"SEED SPOT grew the entrepreneurial bug inside me."
Omron participated in the Spring 2014 Full-Time Program at SEED SPOT's Phoenix location. He came to SEED SPOT with an idea to start a non-profit to seek equality and fair wages among international workers in the garment industry. But after a major life event, he decided to return to school to pursue a Master’s degree in Biomedical Engineering. After graduating, he was driven to start a business that could provide everyone access to healthcare. With this dream, Telescrypts was born. After forming a partnership with UNICEF to revolutionize healthcare through the use of wearable technology, Telescrypts has become the most mobile health system in the world.
This year, Omron started a non-profit to make an impact in the lives of the 74,000 refugees in Arizona. “After seeing how my father integrated as a refugee over many years through technology, I knew that refugees could add tremendous value to the tech sector in Phoenix and the world.” In the US, refugees have few opportunities to pursue higher education and are left trying to find low-paying jobs. The Refugee Code Academy provides coding courses to help refugees become professional programmers. The Academy gives refugees an opportunity to build and expand their knowledge of computer science to pursue a brighter future.
Impact from SEED SPOT
“What has been amazing, is the entrepreneur community SEED SPOT grew around us.”
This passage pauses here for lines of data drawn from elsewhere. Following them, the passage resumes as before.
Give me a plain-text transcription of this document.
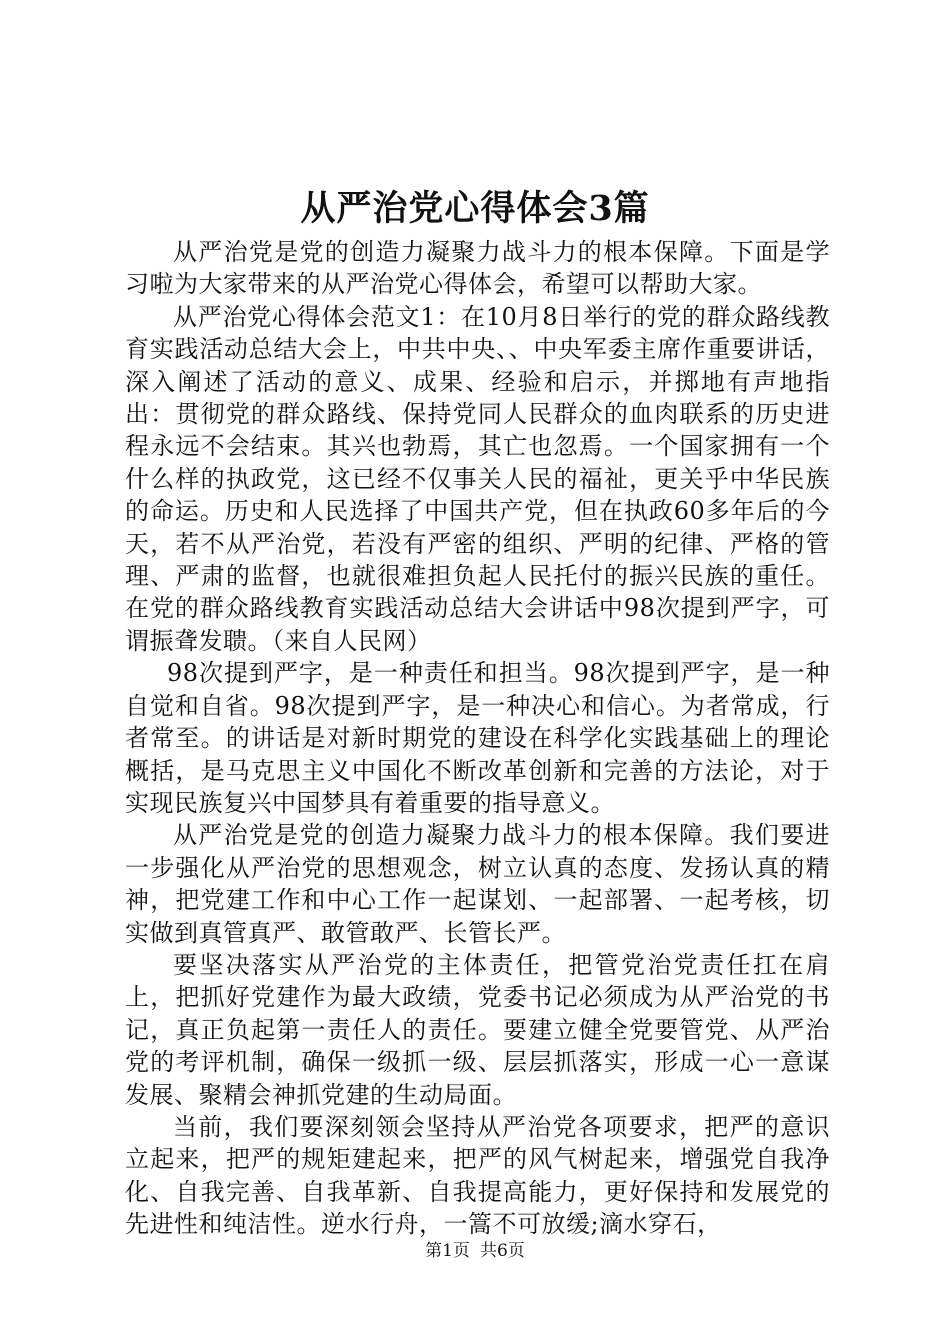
从严治党心得体会3篇

从严治党是党的创造力凝聚力战斗力的根本保障。下面是学习啦为大家带来的从严治党心得体会，希望可以帮助大家。

从严治党心得体会范文1：在10月8日举行的党的群众路线教育实践活动总结大会上，中共中央、、中央军委主席作重要讲话，深入阐述了活动的意义、成果、经验和启示，并掷地有声地指出：贯彻党的群众路线、保持党同人民群众的血肉联系的历史进程永远不会结束。其兴也勃焉，其亡也忽焉。一个国家拥有一个什么样的执政党，这已经不仅事关人民的福祉，更关乎中华民族的命运。历史和人民选择了中国共产党，但在执政60多年后的今天，若不从严治党，若没有严密的组织、严明的纪律、严格的管理、严肃的监督，也就很难担负起人民托付的振兴民族的重任。在党的群众路线教育实践活动总结大会讲话中98次提到严字，可谓振聋发聩。（来自人民网）

98次提到严字，是一种责任和担当。98次提到严字，是一种自觉和自省。98次提到严字，是一种决心和信心。为者常成，行者常至。的讲话是对新时期党的建设在科学化实践基础上的理论概括，是马克思主义中国化不断改革创新和完善的方法论，对于实现民族复兴中国梦具有着重要的指导意义。

从严治党是党的创造力凝聚力战斗力的根本保障。我们要进一步强化从严治党的思想观念，树立认真的态度、发扬认真的精神，把党建工作和中心工作一起谋划、一起部署、一起考核，切实做到真管真严、敢管敢严、长管长严。

要坚决落实从严治党的主体责任，把管党治党责任扛在肩上，把抓好党建作为最大政绩，党委书记必须成为从严治党的书记，真正负起第一责任人的责任。要建立健全党要管党、从严治党的考评机制，确保一级抓一级、层层抓落实，形成一心一意谋发展、聚精会神抓党建的生动局面。

当前，我们要深刻领会坚持从严治党各项要求，把严的意识立起来，把严的规矩建起来，把严的风气树起来，增强党自我净化、自我完善、自我革新、自我提高能力，更好保持和发展党的先进性和纯洁性。逆水行舟，一篙不可放缓;滴水穿石，

第1页 共6页
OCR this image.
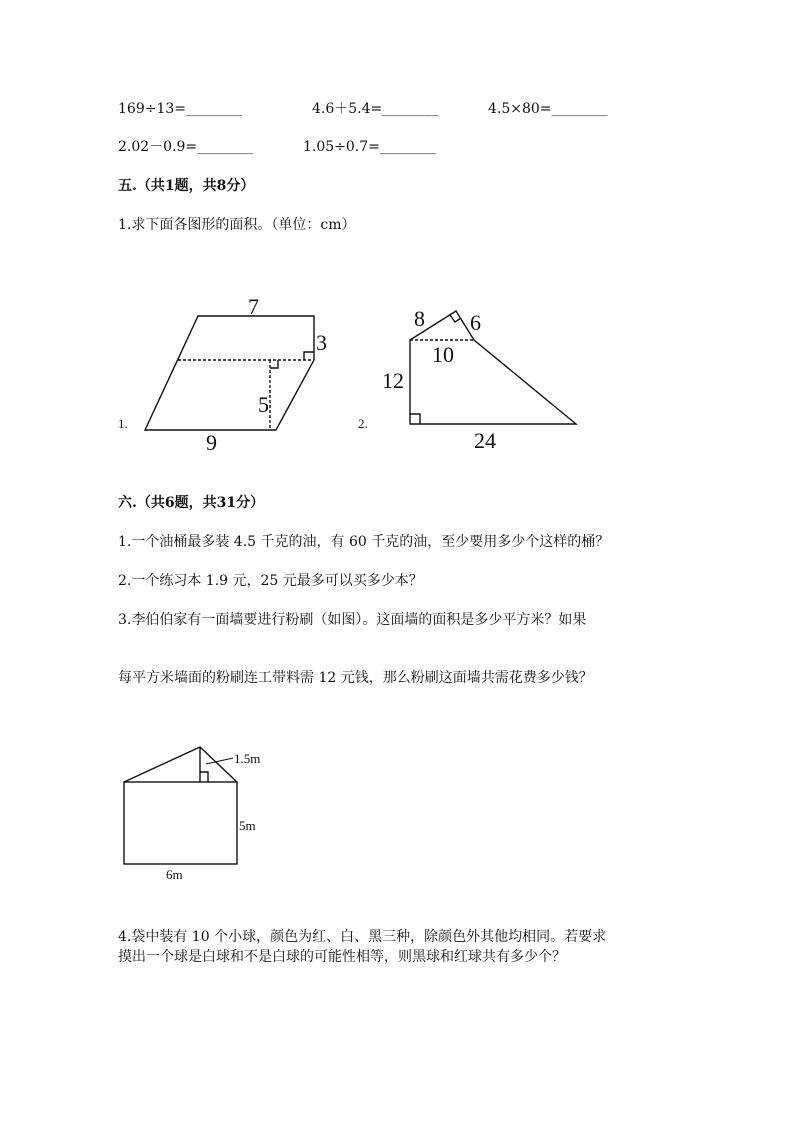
169÷13=________	4.6＋5.4=________	4.5×80=________
2.02－0.9=________	1.05÷0.7=________
五.（共1题，共8分）
1.求下面各图形的面积。（单位：cm）
1.
7
3
5
9
2.
8 6
10
12
24
1.5m
5m
6m
六.（共6题，共31分）
1.一个油桶最多装 4.5 千克的油，有 60 千克的油，至少要用多少个这样的桶？
2.一个练习本 1.9 元，25 元最多可以买多少本？
3.李伯伯家有一面墙要进行粉刷（如图）。这面墙的面积是多少平方米？如果
每平方米墙面的粉刷连工带料需 12 元钱，那么粉刷这面墙共需花费多少钱？
4.袋中装有 10 个小球，颜色为红、白、黑三种，除颜色外其他均相同。若要求
摸出一个球是白球和不是白球的可能性相等，则黑球和红球共有多少个？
- SEED SPOT’s Mentors gave me advice on developing my business and branding.
- SEED SPOT helped me grow as a social entrepreneur and develop new skills to create impact.
- SEED SPOT provided me with a local network and connected me to great resources throughout Phoenix.
- SEED SPOT’s Vice President of Communities, C’pher Gresham, provided us with connections that have helped develop Telescrypts.
- SEED SPOT even provides my business with office space.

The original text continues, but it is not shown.